B. A point that fails one
Is \((0, 0)\) a solution?
\(0 < 1\) ✓ but \(0 \ge 2\) ✗. One fails → not a solution.
C. Another solution
Is \((5, 1)\) a solution?
\(1 < 11\) ✓ and \(1 \ge -3\) ✓. Yes — it lies in the overlap.
D. Boundary matters
For \(y \ge -x + 2\), points on that line count (solid, inclusive); for \(y < 2x + 1\), points on that line do not (dashed, strict).
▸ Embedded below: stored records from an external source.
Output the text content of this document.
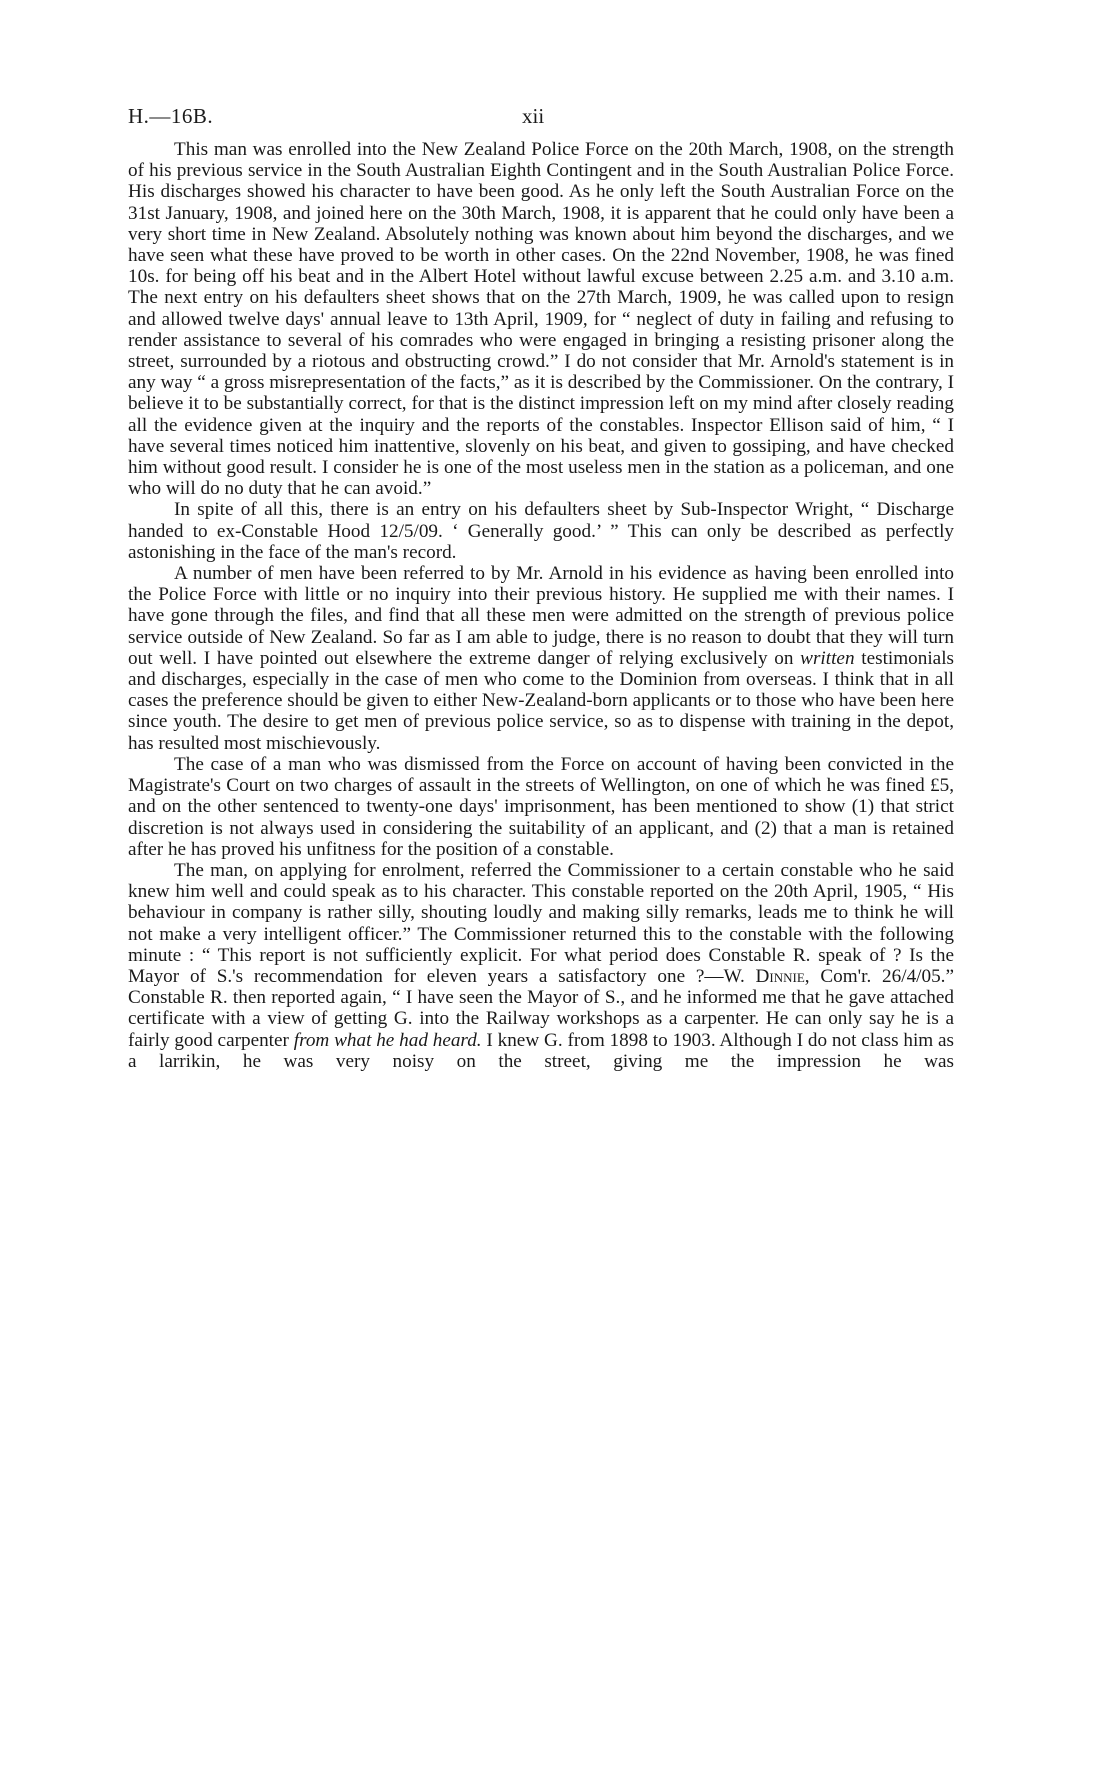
H.—16B.	xii

This man was enrolled into the New Zealand Police Force on the 20th March, 1908, on the strength of his previous service in the South Australian Eighth Contingent and in the South Australian Police Force. His discharges showed his character to have been good. As he only left the South Australian Force on the 31st January, 1908, and joined here on the 30th March, 1908, it is apparent that he could only have been a very short time in New Zealand. Absolutely nothing was known about him beyond the discharges, and we have seen what these have proved to be worth in other cases. On the 22nd November, 1908, he was fined 10s. for being off his beat and in the Albert Hotel without lawful excuse between 2.25 a.m. and 3.10 a.m. The next entry on his defaulters sheet shows that on the 27th March, 1909, he was called upon to resign and allowed twelve days' annual leave to 13th April, 1909, for “ neglect of duty in failing and refusing to render assistance to several of his comrades who were engaged in bringing a resisting prisoner along the street, surrounded by a riotous and obstructing crowd.” I do not consider that Mr. Arnold's statement is in any way “ a gross misrepresentation of the facts,” as it is described by the Commissioner. On the contrary, I believe it to be substantially correct, for that is the distinct impression left on my mind after closely reading all the evidence given at the inquiry and the reports of the constables. Inspector Ellison said of him, “ I have several times noticed him inattentive, slovenly on his beat, and given to gossiping, and have checked him without good result. I consider he is one of the most useless men in the station as a policeman, and one who will do no duty that he can avoid.”

In spite of all this, there is an entry on his defaulters sheet by Sub-Inspector Wright, “ Discharge handed to ex-Constable Hood 12/5/09. ‘ Generally good.’ ” This can only be described as perfectly astonishing in the face of the man's record.

A number of men have been referred to by Mr. Arnold in his evidence as having been enrolled into the Police Force with little or no inquiry into their previous history. He supplied me with their names. I have gone through the files, and find that all these men were admitted on the strength of previous police service outside of New Zealand. So far as I am able to judge, there is no reason to doubt that they will turn out well. I have pointed out elsewhere the extreme danger of relying exclusively on written testimonials and discharges, especially in the case of men who come to the Dominion from overseas. I think that in all cases the preference should be given to either New-Zealand-born applicants or to those who have been here since youth. The desire to get men of previous police service, so as to dispense with training in the depot, has resulted most mischievously.

The case of a man who was dismissed from the Force on account of having been convicted in the Magistrate's Court on two charges of assault in the streets of Wellington, on one of which he was fined £5, and on the other sentenced to twenty-one days' imprisonment, has been mentioned to show (1) that strict discretion is not always used in considering the suitability of an applicant, and (2) that a man is retained after he has proved his unfitness for the position of a constable.

The man, on applying for enrolment, referred the Commissioner to a certain constable who he said knew him well and could speak as to his character. This constable reported on the 20th April, 1905, “ His behaviour in company is rather silly, shouting loudly and making silly remarks, leads me to think he will not make a very intelligent officer.” The Commissioner returned this to the constable with the following minute : “ This report is not sufficiently explicit. For what period does Constable R. speak of ? Is the Mayor of S.'s recommendation for eleven years a satisfactory one ?—W. Dinnie, Com'r. 26/4/05.” Constable R. then reported again, “ I have seen the Mayor of S., and he informed me that he gave attached certificate with a view of getting G. into the Railway workshops as a carpenter. He can only say he is a fairly good carpenter from what he had heard. I knew G. from 1898 to 1903. Although I do not class him as a larrikin, he was very noisy on the street, giving me the impression he was
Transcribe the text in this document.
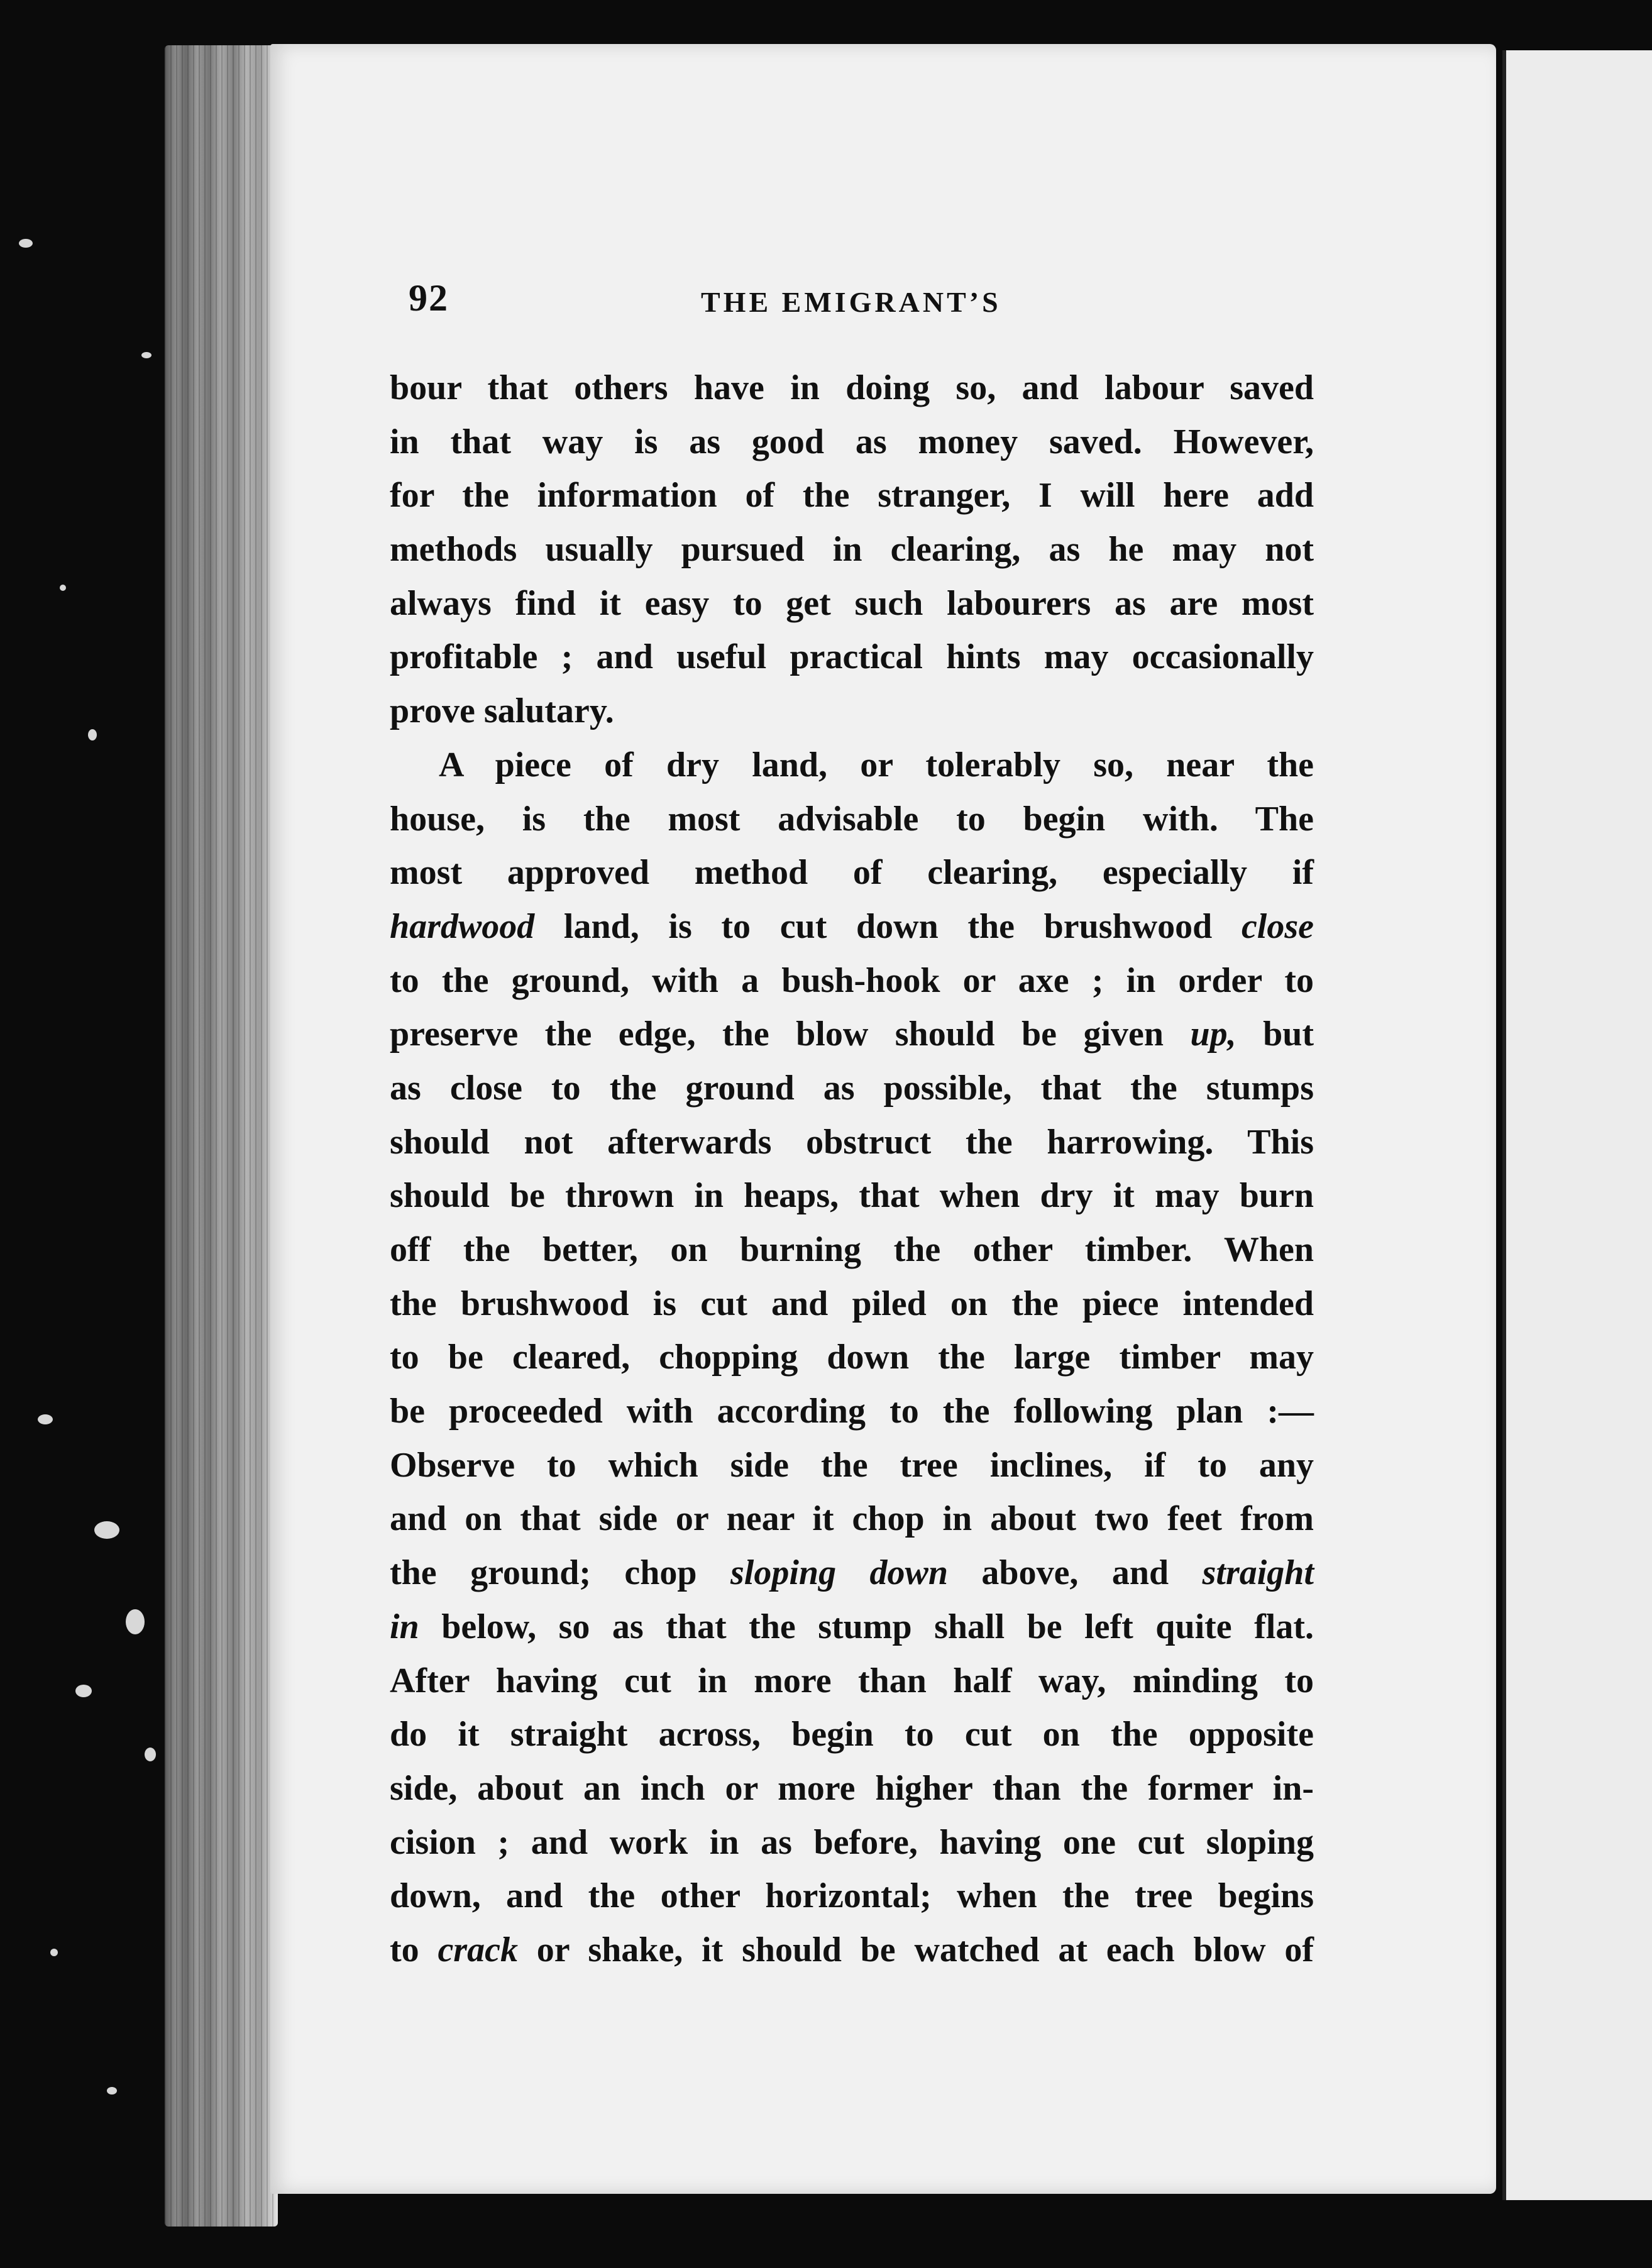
92	THE EMIGRANT’S
bour that others have in doing so, and labour saved
in that way is as good as money saved. However,
for the information of the stranger, I will here add
methods usually pursued in clearing, as he may not
always find it easy to get such labourers as are most
profitable ; and useful practical hints may occasionally
prove salutary.
A piece of dry land, or tolerably so, near the
house, is the most advisable to begin with. The
most approved method of clearing, especially if
hardwood land, is to cut down the brushwood close
to the ground, with a bush-hook or axe ; in order to
preserve the edge, the blow should be given up, but
as close to the ground as possible, that the stumps
should not afterwards obstruct the harrowing. This
should be thrown in heaps, that when dry it may burn
off the better, on burning the other timber. When
the brushwood is cut and piled on the piece intended
to be cleared, chopping down the large timber may
be proceeded with according to the following plan :—
Observe to which side the tree inclines, if to any
and on that side or near it chop in about two feet from
the ground; chop sloping down above, and straight
in below, so as that the stump shall be left quite flat.
After having cut in more than half way, minding to
do it straight across, begin to cut on the opposite
side, about an inch or more higher than the former in-
cision ; and work in as before, having one cut sloping
down, and the other horizontal; when the tree begins
to crack or shake, it should be watched at each blow of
Solid includes its edge; dashed excludes it.
Where You’ll Use It
Systems of inequalities model real choices with multiple limits at once — a budget and a time cap, minimum protein and maximum calories, at least so many of one item and no more than another. The overlapping “feasible region” shows every combination that satisfies all the constraints, which is the foundation of linear programming.
Easy Points to Lose
- Shading only one inequality. The solution is the overlap; you must shade both and find where they meet.
- Wrong boundary style. Dashed for strict (\(<\), \(>\)); solid for inclusive (\(\le\), \(\ge\)).
- Calling a point a solution when it satisfies just one. It must make both inequalities true.
- Skipping the test point. Don’t guess the shading side — verify with \((0,0)\) (or another off-line point).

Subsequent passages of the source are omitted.